Ben hooked his thumb toward where Eddie would momentarily rise. “You might tone it down a little.”
“It’s true. My eyes are actually bored. That’s what Kyle’s thinking. Right, Kyle?” Piggy said.
Kyle stared out over the water. The warm fall was finally turning, and so no one else dove but Eddie. The water was smoked glass. Rumors about hordes of gawkers hadn’t proved exactly true: there were about half of the usual number of kids from whom to protect the altar rock from desecration, but that was a lot, given the season. Even they were subdued, their dull murmur broken by the periodic plunge of a sad boy.
“So, Benny, you got us here. Talk,” Piggy said.

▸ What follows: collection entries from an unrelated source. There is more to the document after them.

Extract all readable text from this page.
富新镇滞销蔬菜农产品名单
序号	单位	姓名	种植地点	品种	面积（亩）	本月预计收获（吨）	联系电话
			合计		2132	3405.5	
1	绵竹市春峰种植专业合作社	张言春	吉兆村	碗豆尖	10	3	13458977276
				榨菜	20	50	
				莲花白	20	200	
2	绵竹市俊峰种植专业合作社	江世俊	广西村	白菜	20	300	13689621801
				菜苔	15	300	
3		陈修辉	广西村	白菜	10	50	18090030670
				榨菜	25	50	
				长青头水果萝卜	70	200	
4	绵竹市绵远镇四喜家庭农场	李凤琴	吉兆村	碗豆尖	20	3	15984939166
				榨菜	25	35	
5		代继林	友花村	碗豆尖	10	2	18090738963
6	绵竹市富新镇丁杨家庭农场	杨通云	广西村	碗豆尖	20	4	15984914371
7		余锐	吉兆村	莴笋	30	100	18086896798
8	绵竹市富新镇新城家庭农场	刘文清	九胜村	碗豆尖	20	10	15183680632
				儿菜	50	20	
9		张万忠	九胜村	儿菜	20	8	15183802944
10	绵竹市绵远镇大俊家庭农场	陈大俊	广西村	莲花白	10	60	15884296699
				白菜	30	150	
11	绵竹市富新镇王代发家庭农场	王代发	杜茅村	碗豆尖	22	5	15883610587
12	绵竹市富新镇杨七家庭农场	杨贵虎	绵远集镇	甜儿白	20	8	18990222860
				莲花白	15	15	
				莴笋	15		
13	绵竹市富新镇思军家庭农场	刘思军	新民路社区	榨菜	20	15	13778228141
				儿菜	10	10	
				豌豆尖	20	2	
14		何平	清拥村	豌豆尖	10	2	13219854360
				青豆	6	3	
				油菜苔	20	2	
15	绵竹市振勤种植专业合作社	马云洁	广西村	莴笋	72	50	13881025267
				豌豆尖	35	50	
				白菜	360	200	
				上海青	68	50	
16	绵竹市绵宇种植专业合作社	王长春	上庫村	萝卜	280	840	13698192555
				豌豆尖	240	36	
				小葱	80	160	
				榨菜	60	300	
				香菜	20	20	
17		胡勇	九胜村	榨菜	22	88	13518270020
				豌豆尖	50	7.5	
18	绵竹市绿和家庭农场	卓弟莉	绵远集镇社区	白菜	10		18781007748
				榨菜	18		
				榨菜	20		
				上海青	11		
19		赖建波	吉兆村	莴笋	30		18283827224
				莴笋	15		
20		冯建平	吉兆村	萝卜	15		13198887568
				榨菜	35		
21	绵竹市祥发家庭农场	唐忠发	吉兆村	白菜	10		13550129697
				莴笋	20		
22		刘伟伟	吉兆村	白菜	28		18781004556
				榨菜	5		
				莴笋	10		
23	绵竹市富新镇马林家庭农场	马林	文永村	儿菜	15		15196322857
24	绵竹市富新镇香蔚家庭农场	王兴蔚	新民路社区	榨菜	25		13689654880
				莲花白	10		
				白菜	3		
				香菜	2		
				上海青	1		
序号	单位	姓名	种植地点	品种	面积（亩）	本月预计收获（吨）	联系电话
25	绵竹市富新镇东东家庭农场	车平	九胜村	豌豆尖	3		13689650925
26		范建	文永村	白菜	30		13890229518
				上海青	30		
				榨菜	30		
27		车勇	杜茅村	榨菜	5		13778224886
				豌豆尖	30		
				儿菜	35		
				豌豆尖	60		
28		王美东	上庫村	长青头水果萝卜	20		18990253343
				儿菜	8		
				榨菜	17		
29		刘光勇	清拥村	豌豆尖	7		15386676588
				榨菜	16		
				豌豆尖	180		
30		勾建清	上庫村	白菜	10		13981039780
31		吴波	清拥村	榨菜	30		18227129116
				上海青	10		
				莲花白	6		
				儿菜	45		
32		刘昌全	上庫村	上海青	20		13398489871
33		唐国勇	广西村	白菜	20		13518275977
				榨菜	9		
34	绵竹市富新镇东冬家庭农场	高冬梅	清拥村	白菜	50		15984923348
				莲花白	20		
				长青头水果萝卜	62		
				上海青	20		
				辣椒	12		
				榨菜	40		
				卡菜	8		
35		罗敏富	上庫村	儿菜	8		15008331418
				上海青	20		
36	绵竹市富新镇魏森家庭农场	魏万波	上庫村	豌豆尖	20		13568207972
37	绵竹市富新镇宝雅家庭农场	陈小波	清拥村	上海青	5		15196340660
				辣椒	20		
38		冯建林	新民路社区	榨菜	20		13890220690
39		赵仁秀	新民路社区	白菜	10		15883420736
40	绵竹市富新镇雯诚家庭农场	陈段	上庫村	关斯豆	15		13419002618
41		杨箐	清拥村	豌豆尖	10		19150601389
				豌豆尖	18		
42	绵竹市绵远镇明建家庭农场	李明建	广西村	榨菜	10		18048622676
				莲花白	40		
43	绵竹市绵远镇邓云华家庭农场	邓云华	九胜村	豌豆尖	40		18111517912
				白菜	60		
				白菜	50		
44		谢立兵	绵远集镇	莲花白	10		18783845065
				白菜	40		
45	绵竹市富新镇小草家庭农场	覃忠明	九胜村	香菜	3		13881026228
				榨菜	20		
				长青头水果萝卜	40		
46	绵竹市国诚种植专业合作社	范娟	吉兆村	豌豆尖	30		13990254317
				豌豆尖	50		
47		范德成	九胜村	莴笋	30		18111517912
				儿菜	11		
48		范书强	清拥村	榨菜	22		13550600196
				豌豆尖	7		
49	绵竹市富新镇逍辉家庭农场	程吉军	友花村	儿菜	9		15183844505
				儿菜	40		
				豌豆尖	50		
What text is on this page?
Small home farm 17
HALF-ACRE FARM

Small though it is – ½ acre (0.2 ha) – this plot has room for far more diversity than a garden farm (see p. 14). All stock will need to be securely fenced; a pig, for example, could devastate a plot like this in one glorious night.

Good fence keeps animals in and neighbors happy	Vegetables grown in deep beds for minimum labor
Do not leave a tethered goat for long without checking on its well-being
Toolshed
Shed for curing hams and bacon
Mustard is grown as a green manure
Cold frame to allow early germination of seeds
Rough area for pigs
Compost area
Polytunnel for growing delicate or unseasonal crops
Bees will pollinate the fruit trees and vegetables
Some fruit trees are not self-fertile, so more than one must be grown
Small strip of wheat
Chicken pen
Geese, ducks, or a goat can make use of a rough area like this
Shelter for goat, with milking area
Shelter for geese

Louis reappeared from below wearing a guilty grin. Ben wouldn’t have minded if Louis hadn’t come, but there he was, along with Eddie, whom Ben would have to work around. Louis flashed a look toward Kyle before joining the rest. “Somebody decide to smoke and not share?”
“He’s been spacey like that the whole time,” Piggy explained, not bothering to hush on account of Kyle’s bad ear. “Swear to God, between him and Michael Phelps over there, and then this one calling emergency meetings? I think the whole town’s gone freaking nuts.”